Il libro tocca temi universali. Ad esempio, le radici. Sono una risorsa o un freno?

«Sono un posto sicuro, io penso che le radici contribuiscano per una grande parte a quello che noi siamo, a quello che diventiamo. Poi io penso di avere delle doppie radici perché alcune radici sono in Albania, da qualche parte io lì ci sono rimasto, avevo 13 anni quando sono andato via ma una parte di me è rimasta lì indubbiamente. Forse i libri che scrivo trattano dell’Albania per andare a ricercarmi in qualche modo».

E la famiglia? Nel libro ci sono delle famiglie con un genitore violento...

«Certo, sì, i primi dieci anni della mia vita sono stati così, ho avuto la fortuna di avere una madre estremamente protettiva perché dall’altra parte invece non era proprio del tutto così, il contrario.
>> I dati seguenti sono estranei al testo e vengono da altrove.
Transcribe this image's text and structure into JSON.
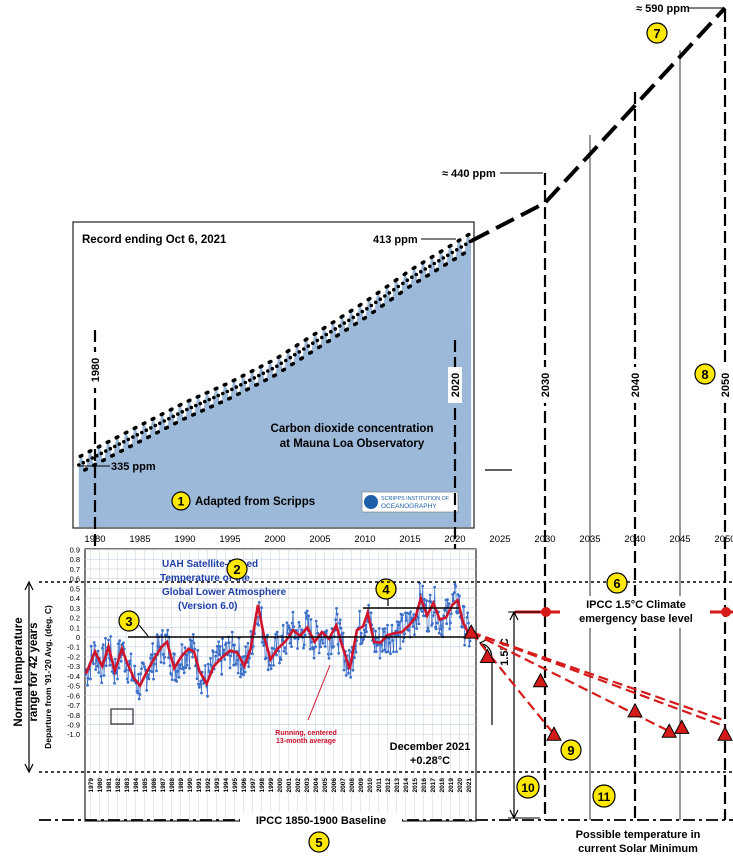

Sono cresciuto senza un genitore, ma dal momento in cui sono diventato genitore io mi sembra strano anche doverne parlare perché è come guardarsi troppo indietro, a un certo punto non serve più».

Lei ha una figlia naturale e due adottate.

«Nel giro di poco siamo diventati cinque, ho una figlia biologica e altre due ragazze che sono arrivate da poco anche se le conosciamo da qualche anno. Tempo fa ho fatto un concerto in Albania, e poi sono andato a visitare una casa famiglia per la quale avevo raccolto un po’ di fondi. È molto difficile dimenticare quello che provi una volta che entri in contatto con queste realtà.

In realtà non ho ancora capito cosa significa fare il padre e forse non l’avrò capito neanche fra vent’anni».

Non si capisce mai.

«Questo mi rincuora (ride, ndr). Non riuscivo a ignorare il fatto che, dopo averle conosciute, io mi sentissi diverso. Non potevo mettere a tacere questa voce».